Todas as conquistas, geralmente, são consideradas impossíveis antes de serem alcançadas. Esta questão da Confederação há pouco tempo era considerada impossível, inviável, idealista pela grande maioria das pessoas, mesmo pelas que estão envolvidas na sua criação. É uma questão objetiva, no entanto é possível. Agora vão colocar-se outras questões. Vai colocar-se a questão de aceder à Concertação Social ao mais alto nível que hoje é considerada uma tarefa praticamente impossível, mas eu quero crer que é possível. Se os dirigentes da CPES trabalharem de uma forma adequada e correta no processo para alcançar esse objetivo e outros pode ser possível.

A CASES agora sai de cena, certo? Que papel terá neste novo contexto?
A CASES tem um conjunto de atribuições legais que o Estado lhe atribuiu que vai continuar a prosseguir. Tem atribuições no setor cooperativo, que vêm do INSCOOP, e que vai continuar a desenvolver. Agora tem também atribuições na área do voluntariado e na área estatística, como a elaboração das Contas Satélite da Economia Social, que vai continuar a fazer.

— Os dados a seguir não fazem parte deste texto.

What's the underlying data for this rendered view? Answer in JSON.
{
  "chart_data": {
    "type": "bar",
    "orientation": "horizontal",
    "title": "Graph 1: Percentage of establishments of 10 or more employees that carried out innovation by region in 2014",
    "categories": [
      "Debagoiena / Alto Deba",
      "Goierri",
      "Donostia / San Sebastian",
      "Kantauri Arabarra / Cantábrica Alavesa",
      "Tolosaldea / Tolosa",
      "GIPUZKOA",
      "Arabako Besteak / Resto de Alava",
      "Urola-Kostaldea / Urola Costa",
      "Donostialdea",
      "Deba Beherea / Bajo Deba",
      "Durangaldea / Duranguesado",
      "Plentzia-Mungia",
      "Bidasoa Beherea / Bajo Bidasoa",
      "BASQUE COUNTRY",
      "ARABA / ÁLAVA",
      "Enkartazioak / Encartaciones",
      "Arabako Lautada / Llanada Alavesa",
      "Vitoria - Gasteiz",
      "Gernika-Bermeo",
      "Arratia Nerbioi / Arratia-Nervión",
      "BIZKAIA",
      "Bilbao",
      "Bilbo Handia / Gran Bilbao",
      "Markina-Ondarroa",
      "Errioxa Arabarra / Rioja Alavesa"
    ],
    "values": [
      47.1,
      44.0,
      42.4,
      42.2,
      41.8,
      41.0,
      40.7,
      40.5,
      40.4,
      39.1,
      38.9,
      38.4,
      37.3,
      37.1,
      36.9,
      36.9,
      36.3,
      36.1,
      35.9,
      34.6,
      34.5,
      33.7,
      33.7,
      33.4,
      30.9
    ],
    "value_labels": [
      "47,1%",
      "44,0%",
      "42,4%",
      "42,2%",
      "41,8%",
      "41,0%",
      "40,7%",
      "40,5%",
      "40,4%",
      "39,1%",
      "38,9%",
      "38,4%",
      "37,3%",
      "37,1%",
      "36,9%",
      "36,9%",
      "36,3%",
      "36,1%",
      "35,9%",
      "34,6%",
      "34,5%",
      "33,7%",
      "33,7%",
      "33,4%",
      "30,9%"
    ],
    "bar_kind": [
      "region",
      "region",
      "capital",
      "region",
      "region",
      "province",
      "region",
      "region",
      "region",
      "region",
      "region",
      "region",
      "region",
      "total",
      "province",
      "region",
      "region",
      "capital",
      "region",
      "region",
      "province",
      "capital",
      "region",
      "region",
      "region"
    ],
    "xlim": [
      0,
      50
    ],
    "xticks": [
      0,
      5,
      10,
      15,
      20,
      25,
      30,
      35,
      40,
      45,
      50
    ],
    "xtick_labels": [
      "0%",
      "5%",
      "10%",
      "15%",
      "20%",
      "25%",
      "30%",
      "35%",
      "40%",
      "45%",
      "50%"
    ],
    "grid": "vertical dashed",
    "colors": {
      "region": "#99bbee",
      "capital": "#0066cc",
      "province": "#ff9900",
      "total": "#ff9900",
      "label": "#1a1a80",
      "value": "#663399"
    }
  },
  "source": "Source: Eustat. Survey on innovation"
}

E tem atribuições na criação de uma base de dados das entidades da Economia Social que vai ter que desenvolver. Ou seja, tem um conjunto de atribuições que o Estado delegou na CASES, que tem necessariamente que cumprir e tem ainda um conjunto de outras que são de interface com as entidades da Economia Social. Não há nada que seja contraditório entre o papel de uma Confederação, que resulta da vontade de entidades da sociedade civil, e o da CASES…

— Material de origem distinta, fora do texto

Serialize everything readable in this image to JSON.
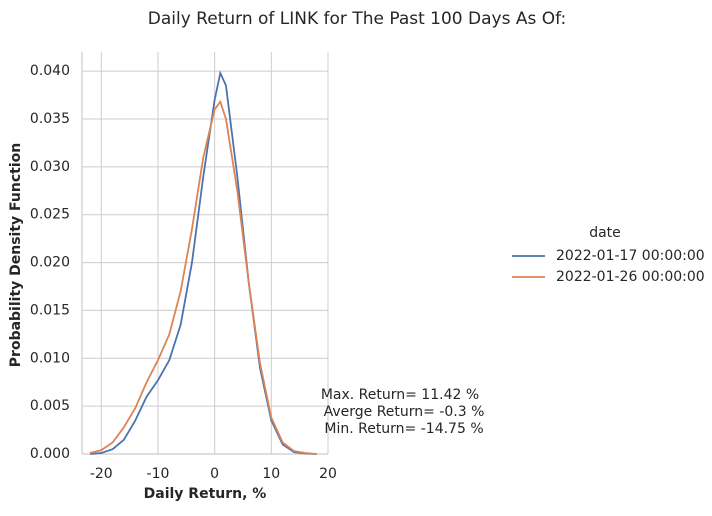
{
  "chart_data": {
    "type": "line",
    "title": "Daily Return of LINK for The Past 100 Days As Of:",
    "xlabel": "Daily Return, %",
    "ylabel": "Probability Density Function",
    "x": [
      -22,
      -20,
      -18,
      -16,
      -14,
      -12,
      -10,
      -8,
      -6,
      -4,
      -2,
      0,
      1,
      2,
      4,
      6,
      8,
      10,
      12,
      14,
      16,
      18
    ],
    "series": [
      {
        "name": "2022-01-17 00:00:00",
        "color": "#4c72b0",
        "values": [
          0,
          0.0001,
          0.0005,
          0.0015,
          0.0035,
          0.006,
          0.0077,
          0.0098,
          0.0135,
          0.02,
          0.029,
          0.037,
          0.0398,
          0.0385,
          0.029,
          0.018,
          0.009,
          0.0035,
          0.001,
          0.0002,
          5e-05,
          0
        ]
      },
      {
        "name": "2022-01-26 00:00:00",
        "color": "#dd8452",
        "values": [
          0.0001,
          0.0004,
          0.0012,
          0.0028,
          0.0048,
          0.0075,
          0.0098,
          0.0125,
          0.017,
          0.0235,
          0.031,
          0.036,
          0.0368,
          0.035,
          0.0275,
          0.018,
          0.0095,
          0.0038,
          0.0012,
          0.0003,
          0.0001,
          0
        ]
      }
    ],
    "legend_title": "date",
    "annotations": [
      "Max. Return= 11.42 %",
      "Averge Return= -0.3 %",
      "Min. Return= -14.75 %"
    ],
    "xlim": [
      -23.4,
      20
    ],
    "ylim": [
      0,
      0.042
    ],
    "xticks": [
      -20,
      -10,
      0,
      10,
      20
    ],
    "yticks": [
      {
        "value": 0,
        "label": "0.000"
      },
      {
        "value": 0.005,
        "label": "0.005"
      },
      {
        "value": 0.01,
        "label": "0.010"
      },
      {
        "value": 0.015,
        "label": "0.015"
      },
      {
        "value": 0.02,
        "label": "0.020"
      },
      {
        "value": 0.025,
        "label": "0.025"
      },
      {
        "value": 0.03,
        "label": "0.030"
      },
      {
        "value": 0.035,
        "label": "0.035"
      },
      {
        "value": 0.04,
        "label": "0.040"
      }
    ],
    "grid": true
  }
}
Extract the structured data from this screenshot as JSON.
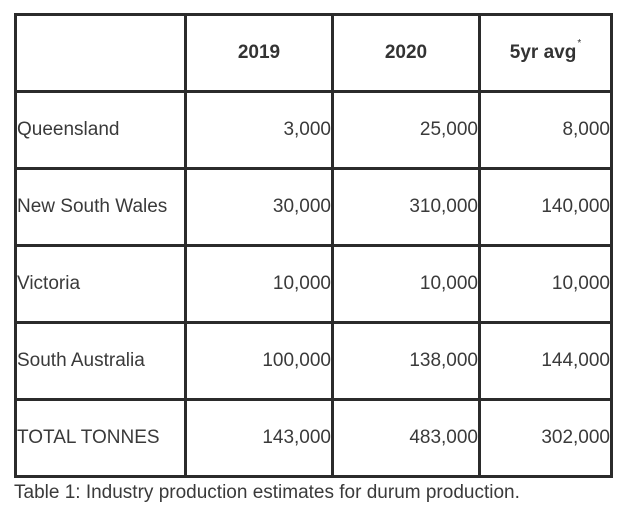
{
  "table": {
    "header": {
      "corner": "",
      "columns": [
        "2019",
        "2020",
        "5yr avg"
      ],
      "footnote_marker": "*"
    },
    "rows": [
      {
        "label": "Queensland",
        "values": [
          "3,000",
          "25,000",
          "8,000"
        ]
      },
      {
        "label": "New South Wales",
        "values": [
          "30,000",
          "310,000",
          "140,000"
        ]
      },
      {
        "label": "Victoria",
        "values": [
          "10,000",
          "10,000",
          "10,000"
        ]
      },
      {
        "label": "South Australia",
        "values": [
          "100,000",
          "138,000",
          "144,000"
        ]
      },
      {
        "label": "TOTAL TONNES",
        "values": [
          "143,000",
          "483,000",
          "302,000"
        ]
      }
    ]
  },
  "caption": "Table 1: Industry production estimates for durum production.",
  "colors": {
    "border": "#2b2b2b",
    "text": "#3a3a3a"
  }
}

Mas em todo este processo a CASES teve um papel agregador e dinamizador, no entanto, agora vai afastar-se?
Obviamente, a CASES não pode integrar a Confederação, porque tem uma componente pública relevante. Embora congregue o Estado com as entidades da Economia Social, o que é também uma inovação do ponto de vista institucional, no entanto, a CASES prossegue finalidades públicas. Portanto, a CPES segue o seu caminho e a CASES apoiará no que estiver em coerência com os seus estatutos e no que for necessário.

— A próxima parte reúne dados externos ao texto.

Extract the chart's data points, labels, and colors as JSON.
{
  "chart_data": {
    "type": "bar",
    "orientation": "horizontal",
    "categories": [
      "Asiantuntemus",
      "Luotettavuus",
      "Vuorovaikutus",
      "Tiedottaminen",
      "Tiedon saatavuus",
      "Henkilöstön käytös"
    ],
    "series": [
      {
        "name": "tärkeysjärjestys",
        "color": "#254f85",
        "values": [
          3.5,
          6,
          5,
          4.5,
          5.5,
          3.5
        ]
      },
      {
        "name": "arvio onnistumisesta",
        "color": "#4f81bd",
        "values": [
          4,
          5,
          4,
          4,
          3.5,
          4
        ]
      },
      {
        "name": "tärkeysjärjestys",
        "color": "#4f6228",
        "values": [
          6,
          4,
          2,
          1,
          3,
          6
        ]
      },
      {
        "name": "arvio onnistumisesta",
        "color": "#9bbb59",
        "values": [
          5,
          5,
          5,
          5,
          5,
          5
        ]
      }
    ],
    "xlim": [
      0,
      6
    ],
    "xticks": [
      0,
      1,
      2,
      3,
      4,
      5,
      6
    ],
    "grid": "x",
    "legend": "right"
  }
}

No final deste ano de intenso trabalho o que destaca?
Sublinho que há objetivos considerados impossíveis que são possíveis e, por vezes, não é preciso muito tempo para que sejam concretizados. Destaco ainda o papel bastante importante dos dirigentes das entidades da Economia Social que estiveram presentes e muitos ativos em todo o processo, o papel do ministro Vieira da Silva, sempre de incentivo para que a CPES pudesse a vir a ser criada. Agora é preciso construi-la, outra batalha que vai começar agora e que não é fácil. É uma tarefa complexa e difícil, mas não tenho dúvida da existência de uma vontade sincera e autêntica por parte dos dirigentes das entidades para concretizar este projeto, que vai ter as suas dificuldades, contradições e problemas, como todo os projetos relevantes têm, mas no essencial existe uma reserva de vontade autêntica para que seja concretizado.